Is "locking" requirements in conda's meta.yaml a good idea?

Is "locking" requirements in conda's meta.yaml a good idea? - python

In a recent conversation with a colleague we were discussing whether it is a best practice to "lock" or specify a certain major version in the meta.yaml file like so:
requirements:
build:
- python 3.5.*
- pyserial 2.7.*
run:
- python 3.5.*
- pyserial 2.7.*
instead of ...
requirements:
build:
- python >=3.5
- pyserial >=2.7
run:
- python >=3.5
- pyserial >=2.7
His concern, which I understand, is that the developers of pyserial, as an example, might change something significantly in, say, version 3.0 that will break our modules. Is this concern justifiable to locking down fairly specific version of the dependencies?
I argue that while dependencies could very well break our code, that the people that write those dependencies are taking a lot of that into account and that if something should break it would be trivial to downgrade to a working version anyway. And I've not seen such a restrictive model as the one he is suggesting. Is there a reason for that?

With this:
requirements:
build:
- python 3.5.*
- pyserial 2.7.*
run:
- python 3.5.*
- pyserial 2.7.*
you are not locking on a major version, but on a minor version, locking on a major version would require:
requirements:
build:
- python 3.*.*
- pyserial 2.*.*
run:
- python 3.*.*
- pyserial 2.*.*
(or maybe just one * instead of *.*).
This kind of locking is equivalent to using >= and < when installing with pip on minor version number:
pip install 'some.package>=0.14.0,<0.15'
or on major version number:
pip install 'some.package>=0.0,<1.0'
There are multiple aspects to consider when locking:
The semantics
Preferably there are predefined semantics on what it means to change the major, minor and micro/build/revision number of package. If changing the major version number of a package is defined as an API change that may break something, then not fixing (i.e using just >=) will break something.
These semantics are not the same for each package. Especially if the major version is 0, a package might still change and you might want to fix on the minor version number (e.g. using 0.3.*, or in pip: >=0.3,<0.4)
The complexity of your dependencies
If you have multiple dependencies, and the dependencies are dependent on each other, you might have non-overlapping locking requirements.
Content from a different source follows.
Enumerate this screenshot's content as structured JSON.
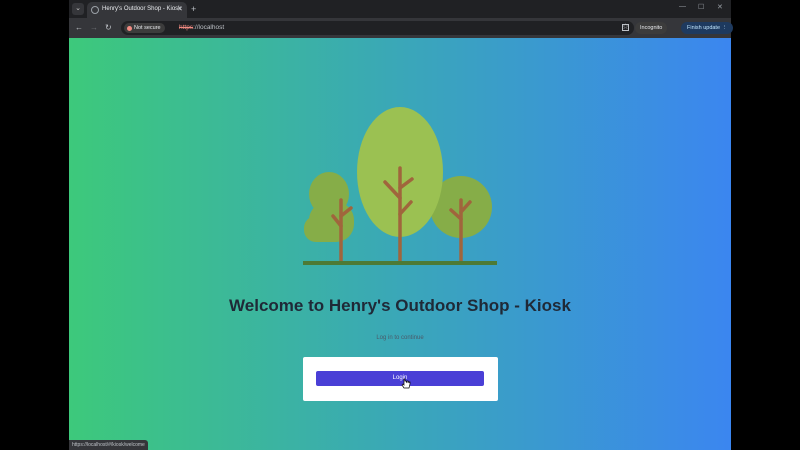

E.g. you specify pyserial 2.7.* and some.package 0.4.* and then some.package requires pyserial 2.5.*
How soon will you find out breakage, and how easy is it to fix it
If you have proper test coverage you should be able to find out if a new version of some package breaks your "build". It then depends on how easy it is to correct that (e.g. find the last working version of such package) and whether that can be done in time. If you have an urgent bug fix in your own software, and deployment is delayed because you didn't lock and now have to spend time finding the culprit package and locking it down, this might be unacceptable.
What do you lose if you don't have the latest version
You probably want all the bug fixes and non of the incompatibilities when selecting another package. On the other hand you should already have found all of the bugs that might exists in all of the packages that you depend upon, if you have proper test coverage, which is an argument for "tight" locking on specific versions.
Chances of breakage within the selected lock range
If a package, that you depend upon, has no—or little—test coverage itself, and/or has a reputation for breaking even on micro/build version number changes, you might want to lock it down completely.
What is actually best, as so often, depends on all of the above. If you cannot deal with delays in deployment—figuring out on which minor version a package went wrong—you have to lock down. But if your package dependency tree is complex, you might have to loosen restrictions in order to be able to install all packages.
Most important in all of this is knowing what the consequences are what you are doing. Tight locking on complex projects might take considerable time for you to find "allowed" version number ranges for package, just make sure you have that time when you are forced having to change it.
So yes there might be a reason for the tight locking your colleague suggests. But whether that is warranted in your situation depends on all the factors mentioned above.

Related

How can I know what Python versions can run my code?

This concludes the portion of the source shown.